Welte T, Koch F, Schuler G, Lechner J, Doppler W, Heufler C
Institut für Medizinische Chemie und Biochemie, University of Innsbruck, Austria.
Eur J Immunol. 1997 Oct;27(10):2737-40. doi: 10.1002/eji.1830271038.

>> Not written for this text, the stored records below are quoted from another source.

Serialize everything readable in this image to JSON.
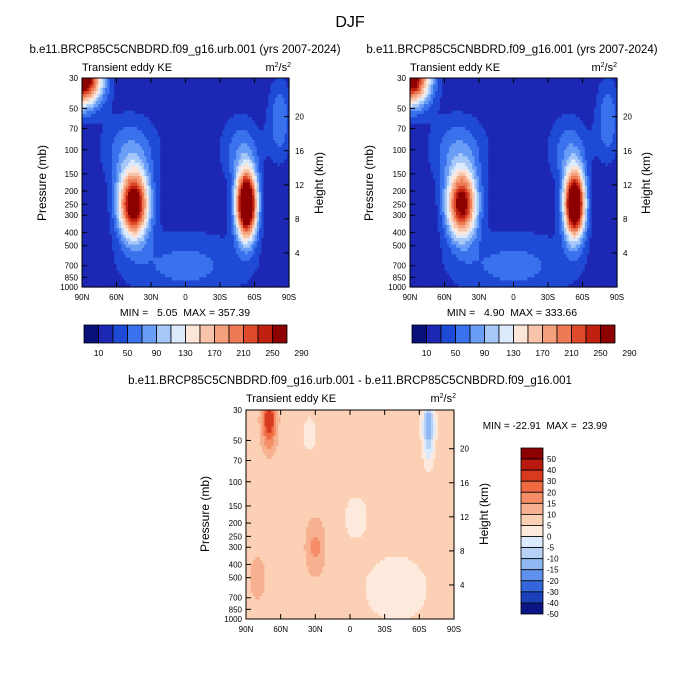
{
  "figure_title": "DJF",
  "chart_data": [
    {
      "type": "heatmap",
      "panel": "panel1",
      "title": "b.e11.BRCP85C5CNBDRD.f09_g16.urb.001 (yrs 2007-2024)",
      "subtitle_left": "Transient eddy KE",
      "units": "m²/s²",
      "units_base": "m",
      "units_sup1": "2",
      "units_mid": "/s",
      "units_sup2": "2",
      "ylabel": "Pressure (mb)",
      "ylabel_right": "Height (km)",
      "xticks": [
        "90N",
        "60N",
        "30N",
        "0",
        "30S",
        "60S",
        "90S"
      ],
      "yticks": [
        30,
        50,
        70,
        100,
        150,
        200,
        250,
        300,
        400,
        500,
        700,
        850,
        1000
      ],
      "right_ticks": [
        20,
        16,
        12,
        8,
        4
      ],
      "xlim": [
        90,
        -90
      ],
      "ylim": [
        1000,
        30
      ],
      "stats": "MIN =   5.05  MAX = 357.39",
      "features": [
        {
          "lat": 45,
          "p": 250,
          "value": 300,
          "desc": "NH subtropical jet maximum"
        },
        {
          "lat": -53,
          "p": 250,
          "value": 350,
          "desc": "SH jet maximum"
        },
        {
          "lat": 88,
          "p": 30,
          "value": 290,
          "desc": "NH polar stratosphere"
        },
        {
          "lat": 15,
          "p": 50,
          "value": 5,
          "desc": "tropical stratosphere minimum"
        },
        {
          "lat": -15,
          "p": 50,
          "value": 5,
          "desc": "tropical stratosphere minimum"
        }
      ],
      "colorbar_labels": [
        "10",
        "50",
        "90",
        "130",
        "170",
        "210",
        "250",
        "290"
      ]
    },
    {
      "type": "heatmap",
      "panel": "panel2",
      "title": "b.e11.BRCP85C5CNBDRD.f09_g16.001 (yrs 2007-2024)",
      "subtitle_left": "Transient eddy KE",
      "units": "m²/s²",
      "units_base": "m",
      "units_sup1": "2",
      "units_mid": "/s",
      "units_sup2": "2",
      "ylabel": "Pressure (mb)",
      "ylabel_right": "Height (km)",
      "xticks": [
        "90N",
        "60N",
        "30N",
        "0",
        "30S",
        "60S",
        "90S"
      ],
      "yticks": [
        30,
        50,
        70,
        100,
        150,
        200,
        250,
        300,
        400,
        500,
        700,
        850,
        1000
      ],
      "right_ticks": [
        20,
        16,
        12,
        8,
        4
      ],
      "xlim": [
        90,
        -90
      ],
      "ylim": [
        1000,
        30
      ],
      "stats": "MIN =   4.90  MAX = 333.66",
      "features": [
        {
          "lat": 45,
          "p": 250,
          "value": 280,
          "desc": "NH subtropical jet maximum"
        },
        {
          "lat": -53,
          "p": 250,
          "value": 330,
          "desc": "SH jet maximum"
        },
        {
          "lat": 88,
          "p": 30,
          "value": 270,
          "desc": "NH polar stratosphere"
        }
      ],
      "colorbar_labels": [
        "10",
        "50",
        "90",
        "130",
        "170",
        "210",
        "250",
        "290"
      ]
    },
    {
      "type": "heatmap",
      "panel": "panel3",
      "title": "b.e11.BRCP85C5CNBDRD.f09_g16.urb.001 - b.e11.BRCP85C5CNBDRD.f09_g16.001",
      "subtitle_left": "Transient eddy KE",
      "units": "m²/s²",
      "units_base": "m",
      "units_sup1": "2",
      "units_mid": "/s",
      "units_sup2": "2",
      "ylabel": "Pressure (mb)",
      "ylabel_right": "Height (km)",
      "xticks": [
        "90N",
        "60N",
        "30N",
        "0",
        "30S",
        "60S",
        "90S"
      ],
      "yticks": [
        30,
        50,
        70,
        100,
        150,
        200,
        250,
        300,
        400,
        500,
        700,
        850,
        1000
      ],
      "right_ticks": [
        20,
        16,
        12,
        8,
        4
      ],
      "xlim": [
        90,
        -90
      ],
      "ylim": [
        1000,
        30
      ],
      "stats": "MIN = -22.91  MAX =  23.99",
      "features": [
        {
          "lat": 70,
          "p": 35,
          "value": 22,
          "desc": "positive anomaly NH high latitude stratosphere"
        },
        {
          "lat": -68,
          "p": 40,
          "value": -20,
          "desc": "negative anomaly SH high latitude stratosphere"
        }
      ],
      "colorbar_labels": [
        "50",
        "40",
        "30",
        "20",
        "15",
        "10",
        "5",
        "0",
        "-5",
        "-10",
        "-15",
        "-20",
        "-30",
        "-40",
        "-50"
      ]
    }
  ],
  "colors": {
    "seq": [
      "#08107a",
      "#1c28b4",
      "#1f4ad6",
      "#3a72ee",
      "#6a9df5",
      "#a6c8f9",
      "#dceafd",
      "#fde5d8",
      "#f8c4aa",
      "#f5a07c",
      "#ee7a55",
      "#de4a2a",
      "#c02010",
      "#8c0000"
    ],
    "div": [
      "#8c0000",
      "#b81a10",
      "#d83a20",
      "#ef6a40",
      "#f68e68",
      "#f8b190",
      "#fbd0b4",
      "#feeadc",
      "#dceafd",
      "#b8d3f8",
      "#8fb8f3",
      "#5f92ec",
      "#3366dd",
      "#1c3fba",
      "#0b1584"
    ]
  }
}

Cytokine-mediated signaling pathways were studied in mouse dendritic cells (DC) by analysis of the activation pattern of STAT factors. Electrophoretic mobility shift assays were performed to detect STAT isoform-specific complexes. Granulocyte-macrophage colony-stimulating factor (GM-CSF) simultaneously induced complexes containing STAT1, STAT3, STAT5A, STAT5B and STAT6. In non-DC, a similar broad activation pattern of STAT factors by GM-CSF or other cytokines has not been observed so far. By comparison, in peritoneal macrophages, GM-CSF induced a complex with the properties of a truncated form of STAT5. Other cytokines tested on DC either failed to induce STAT factors [interleukin (IL)-1 beta, IL-2, IL-15], or activated the same STAT factors as observed in peritoneal macrophages (IL-4, IFN-gamma). Our results implicate a specific effect of GM-CSF on STAT signaling in DC which might account for the cell type-specific effect of this cytokine on development and function.
通过分析信号转导和转录激活因子(STAT)的激活模式,在小鼠树突状细胞(DC)中研究了细胞因子介导的信号通路。进行电泳迁移率变动分析以检测STAT异构体特异性复合物。粒细胞-巨噬细胞集落刺激因子(GM-CSF)同时诱导含有STAT1、STAT3、STAT5A、STAT5B和STAT6的复合物。迄今为止,在非DC中尚未观察到GM-CSF或其他细胞因子对STAT因子有类似的广泛激活模式。相比之下,在腹腔巨噬细胞中,GM-CSF诱导形成一种具有截短形式STAT5特性的复合物。在DC上测试的其他细胞因子要么未能诱导STAT因子[白细胞介素(IL)-1β、IL-2、IL-15],要么激活与腹腔巨噬细胞中观察到的相同的STAT因子(IL-4、干扰素-γ)。我们的结果表明GM-CSF对DC中的STAT信号有特定作用,这可能解释了这种细胞因子对发育和功能的细胞类型特异性作用。